C’était le printemps 1940. Dans le ciel d’Europe, la croix noire de la Luftwaffe régnait en maître absolu. Les pilotes allemands, grisés par leurs victoires faciles en Pologne et assurés de la supériorité technique de leurs machines, regardaient l’aviation française avec un dédain non dissimulé. Pour eux, les avions tricolores n’étaient que des “coucous” vieillots, des cibles lentes destinées à gonfler leurs tableaux de chasse. Mais l’histoire a le sens de l’ironie, et l’arrogance est souvent punie de la manière la plus brutale.
L’Arrogance avant la Tempête
Imaginez la scène : des escadrilles de Messerschmitt Bf 109E, les prédateurs ultimes de l’époque, fondant sur la France avec la certitude de l’invincibilité. Rapides, bien armés, rodés au combat, ils ne craignaient rien. Leurs renseignements leur disaient que l’Armée de l’Air était désorganisée, équipée d’avions dépassés comme le Morane-Saulnier 406.
Le terme “coucou” circulait dans les mess des officiers allemands. C’était une moquerie, une façon de réduire l’ingénierie française à du bricolage d’amateur. Mais ce qu’ils ignoraient, c’est que dans les usines de Toulouse, un oiseau de proie d’une toute autre race venait de naître. Il était racé, élégant, et il cachait des griffes acérées.
Le Réveil du “Spitfire Français”
Le Dewoitine D.520 n’était pas un “coucou”. C’était un chef-d’œuvre d’aérodynamisme. S’il rendait quelques kilomètres-heure en vitesse pure au Bf 109, il possédait un atout mortel que les Allemands allaient découvrir à leurs dépens : une maniabilité exceptionnelle.

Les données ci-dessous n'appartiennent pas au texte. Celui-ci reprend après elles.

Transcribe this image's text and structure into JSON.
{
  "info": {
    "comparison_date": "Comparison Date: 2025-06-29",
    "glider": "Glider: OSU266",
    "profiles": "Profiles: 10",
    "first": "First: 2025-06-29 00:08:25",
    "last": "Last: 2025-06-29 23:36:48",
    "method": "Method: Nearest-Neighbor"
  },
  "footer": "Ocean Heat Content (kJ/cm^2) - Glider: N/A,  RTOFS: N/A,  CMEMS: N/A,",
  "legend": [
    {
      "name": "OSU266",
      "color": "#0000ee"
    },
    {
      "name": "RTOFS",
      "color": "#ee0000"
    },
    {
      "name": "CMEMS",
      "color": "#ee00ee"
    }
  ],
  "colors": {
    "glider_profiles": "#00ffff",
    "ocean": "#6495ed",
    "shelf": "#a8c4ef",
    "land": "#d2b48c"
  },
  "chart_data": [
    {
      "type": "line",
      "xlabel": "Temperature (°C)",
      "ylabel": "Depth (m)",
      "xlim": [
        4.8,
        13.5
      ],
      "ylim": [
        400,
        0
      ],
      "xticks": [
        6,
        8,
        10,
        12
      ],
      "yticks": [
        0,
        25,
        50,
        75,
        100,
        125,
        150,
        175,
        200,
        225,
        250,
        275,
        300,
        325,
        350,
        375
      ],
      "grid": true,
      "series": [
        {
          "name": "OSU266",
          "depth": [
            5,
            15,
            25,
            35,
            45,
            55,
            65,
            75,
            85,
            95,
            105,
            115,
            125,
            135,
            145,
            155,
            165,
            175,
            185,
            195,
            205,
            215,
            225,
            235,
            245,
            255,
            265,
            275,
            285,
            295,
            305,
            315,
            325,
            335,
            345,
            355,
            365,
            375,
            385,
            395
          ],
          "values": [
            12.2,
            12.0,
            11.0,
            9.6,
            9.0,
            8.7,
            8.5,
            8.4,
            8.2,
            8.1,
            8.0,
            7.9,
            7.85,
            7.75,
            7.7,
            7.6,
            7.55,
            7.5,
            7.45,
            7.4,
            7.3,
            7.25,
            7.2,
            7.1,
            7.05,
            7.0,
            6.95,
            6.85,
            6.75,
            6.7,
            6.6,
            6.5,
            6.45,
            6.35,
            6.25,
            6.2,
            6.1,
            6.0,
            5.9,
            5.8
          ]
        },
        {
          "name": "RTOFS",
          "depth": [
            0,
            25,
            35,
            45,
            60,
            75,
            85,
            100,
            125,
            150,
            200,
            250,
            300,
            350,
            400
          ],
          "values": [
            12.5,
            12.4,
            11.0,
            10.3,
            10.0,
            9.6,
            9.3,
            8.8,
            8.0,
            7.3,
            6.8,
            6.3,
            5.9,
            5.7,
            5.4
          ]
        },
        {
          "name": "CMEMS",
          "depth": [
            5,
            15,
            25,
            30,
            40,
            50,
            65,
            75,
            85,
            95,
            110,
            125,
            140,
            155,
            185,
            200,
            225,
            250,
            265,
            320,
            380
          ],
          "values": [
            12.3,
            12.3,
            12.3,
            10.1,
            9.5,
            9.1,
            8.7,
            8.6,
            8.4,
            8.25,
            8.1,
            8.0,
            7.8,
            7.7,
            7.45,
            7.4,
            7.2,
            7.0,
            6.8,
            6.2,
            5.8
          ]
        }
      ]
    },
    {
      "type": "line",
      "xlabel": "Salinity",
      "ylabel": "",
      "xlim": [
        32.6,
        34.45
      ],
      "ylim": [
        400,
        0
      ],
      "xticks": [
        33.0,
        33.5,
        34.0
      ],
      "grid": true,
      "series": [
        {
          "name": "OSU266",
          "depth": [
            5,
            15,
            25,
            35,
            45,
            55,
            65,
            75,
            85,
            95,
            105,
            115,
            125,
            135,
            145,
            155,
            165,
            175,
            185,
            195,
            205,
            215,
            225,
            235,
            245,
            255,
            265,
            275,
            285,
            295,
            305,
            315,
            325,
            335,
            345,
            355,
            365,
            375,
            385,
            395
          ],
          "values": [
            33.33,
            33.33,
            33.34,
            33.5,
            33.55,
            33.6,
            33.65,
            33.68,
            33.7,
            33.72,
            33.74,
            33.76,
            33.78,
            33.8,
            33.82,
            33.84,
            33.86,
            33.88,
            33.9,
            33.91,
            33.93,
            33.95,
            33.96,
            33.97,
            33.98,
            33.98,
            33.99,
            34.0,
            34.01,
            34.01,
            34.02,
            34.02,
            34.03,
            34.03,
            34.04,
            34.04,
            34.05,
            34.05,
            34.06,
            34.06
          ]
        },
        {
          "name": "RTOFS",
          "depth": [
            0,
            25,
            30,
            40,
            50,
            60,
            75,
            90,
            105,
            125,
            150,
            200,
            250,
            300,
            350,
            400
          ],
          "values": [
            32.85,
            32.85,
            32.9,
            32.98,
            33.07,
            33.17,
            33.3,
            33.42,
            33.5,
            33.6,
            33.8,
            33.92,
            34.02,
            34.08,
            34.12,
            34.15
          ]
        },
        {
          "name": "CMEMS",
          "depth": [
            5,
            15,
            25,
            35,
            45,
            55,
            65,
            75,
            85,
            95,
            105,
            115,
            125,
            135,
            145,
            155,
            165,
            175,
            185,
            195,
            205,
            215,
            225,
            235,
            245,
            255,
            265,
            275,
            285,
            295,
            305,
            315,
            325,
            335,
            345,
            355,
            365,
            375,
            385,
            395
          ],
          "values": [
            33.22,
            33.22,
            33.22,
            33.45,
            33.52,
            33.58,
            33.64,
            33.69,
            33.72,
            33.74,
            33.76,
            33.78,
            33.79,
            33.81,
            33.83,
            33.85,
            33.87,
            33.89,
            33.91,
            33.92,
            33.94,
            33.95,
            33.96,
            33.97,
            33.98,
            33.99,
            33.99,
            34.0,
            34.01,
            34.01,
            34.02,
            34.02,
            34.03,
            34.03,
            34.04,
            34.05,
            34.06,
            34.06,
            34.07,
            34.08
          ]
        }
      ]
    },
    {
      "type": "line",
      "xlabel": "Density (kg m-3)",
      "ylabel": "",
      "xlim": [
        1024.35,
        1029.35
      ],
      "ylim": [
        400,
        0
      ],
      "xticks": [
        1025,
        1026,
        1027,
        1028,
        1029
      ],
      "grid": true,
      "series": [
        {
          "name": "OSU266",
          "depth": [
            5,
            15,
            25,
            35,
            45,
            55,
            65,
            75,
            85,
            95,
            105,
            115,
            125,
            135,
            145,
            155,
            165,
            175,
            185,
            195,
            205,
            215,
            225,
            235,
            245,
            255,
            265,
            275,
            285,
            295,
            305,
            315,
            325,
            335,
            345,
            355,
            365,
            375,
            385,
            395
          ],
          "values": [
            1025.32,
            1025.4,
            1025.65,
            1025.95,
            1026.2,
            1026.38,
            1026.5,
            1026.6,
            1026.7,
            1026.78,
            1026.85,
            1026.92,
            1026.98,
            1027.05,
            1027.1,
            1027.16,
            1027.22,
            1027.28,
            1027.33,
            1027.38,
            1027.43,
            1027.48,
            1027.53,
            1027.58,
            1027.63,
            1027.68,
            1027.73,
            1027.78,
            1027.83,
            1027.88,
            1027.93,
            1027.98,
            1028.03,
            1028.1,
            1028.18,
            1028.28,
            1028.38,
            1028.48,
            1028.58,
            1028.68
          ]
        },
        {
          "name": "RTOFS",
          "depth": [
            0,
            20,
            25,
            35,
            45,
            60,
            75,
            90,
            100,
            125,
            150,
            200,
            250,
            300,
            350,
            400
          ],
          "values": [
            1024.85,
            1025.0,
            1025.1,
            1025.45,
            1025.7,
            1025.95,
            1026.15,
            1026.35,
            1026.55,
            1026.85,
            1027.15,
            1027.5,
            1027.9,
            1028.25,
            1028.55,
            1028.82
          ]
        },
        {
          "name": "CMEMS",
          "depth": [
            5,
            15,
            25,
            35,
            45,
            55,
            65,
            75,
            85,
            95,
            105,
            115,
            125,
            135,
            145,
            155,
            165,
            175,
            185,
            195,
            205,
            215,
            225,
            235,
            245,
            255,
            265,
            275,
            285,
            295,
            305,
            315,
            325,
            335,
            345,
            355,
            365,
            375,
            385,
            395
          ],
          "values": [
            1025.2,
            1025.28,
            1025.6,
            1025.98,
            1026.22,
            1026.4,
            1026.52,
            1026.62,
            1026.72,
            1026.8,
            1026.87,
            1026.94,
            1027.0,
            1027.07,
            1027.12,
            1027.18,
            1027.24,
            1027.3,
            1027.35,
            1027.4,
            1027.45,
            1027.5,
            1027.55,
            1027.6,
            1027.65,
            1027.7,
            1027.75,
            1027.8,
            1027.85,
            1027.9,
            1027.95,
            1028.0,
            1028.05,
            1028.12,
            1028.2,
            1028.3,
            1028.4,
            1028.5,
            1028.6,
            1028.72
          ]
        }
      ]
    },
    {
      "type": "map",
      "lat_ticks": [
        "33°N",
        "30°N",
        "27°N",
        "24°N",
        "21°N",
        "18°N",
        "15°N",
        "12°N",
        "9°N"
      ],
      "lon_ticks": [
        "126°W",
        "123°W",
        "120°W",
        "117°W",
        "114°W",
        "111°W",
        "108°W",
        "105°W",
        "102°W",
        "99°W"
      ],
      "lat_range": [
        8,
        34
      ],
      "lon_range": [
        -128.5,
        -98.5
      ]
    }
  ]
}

Là où le Messerschmitt était une fusée, le D.520 était un danseur. Il virait plus court, plongeait avec une stabilité déconcertante et, surtout, il mordait fort. Son canon de 20 mm HS.404 tirant à travers le moyeu de l’hélice pouvait désintégrer une aile ou un fuselage ennemi en une seule rafale bien placée.
Lorsque les premières unités, comme le Groupe de Chasse I/3, furent équipées de ces nouveaux appareils, la dynamique des combats changea radicalement. Ce n’était plus du tir aux pigeons. C’était un duel à mort où le chasseur devenait la proie.
Le Choc des Nuages
Les rapports de combat de l’époque témoignent de la stupéfaction allemande. Des pilotes de la Luftwaffe, habitués à se placer dans les six heures de leurs adversaires et à tirer sans risque, se retrouvaient soudainement avec un avion français collé à leur queue, impossible à décrocher.
Le D.520 tournait à l’intérieur des virages allemands. Dans les mêlées furieuses au-dessus de la Somme et de l’Oise, les “coucous” se transformaient en faucons. Les as français, comme Pierre Le Gloan, ont démontré qu’à bord de cette machine, ils pouvaient tenir tête à n’importe qui. Le bilan parle de lui-même : malgré une infériorité numérique écrasante et une situation stratégique désespérée au sol, les unités sur D.520 ont revendiqué 114 victoires confirmées pour 85 pertes en combat aérien. Un ratio positif face à la “meilleure force aérienne du monde”.
Une Légende au Goût Amer
La tragédie du D.520 n’est pas technique, elle est temporelle. Il est arrivé trop tard. Trop peu d’exemplaires (à peine une trentaine opérationnels au début de l’offensive allemande) pour endiguer la marée de fer qui submergeait la France.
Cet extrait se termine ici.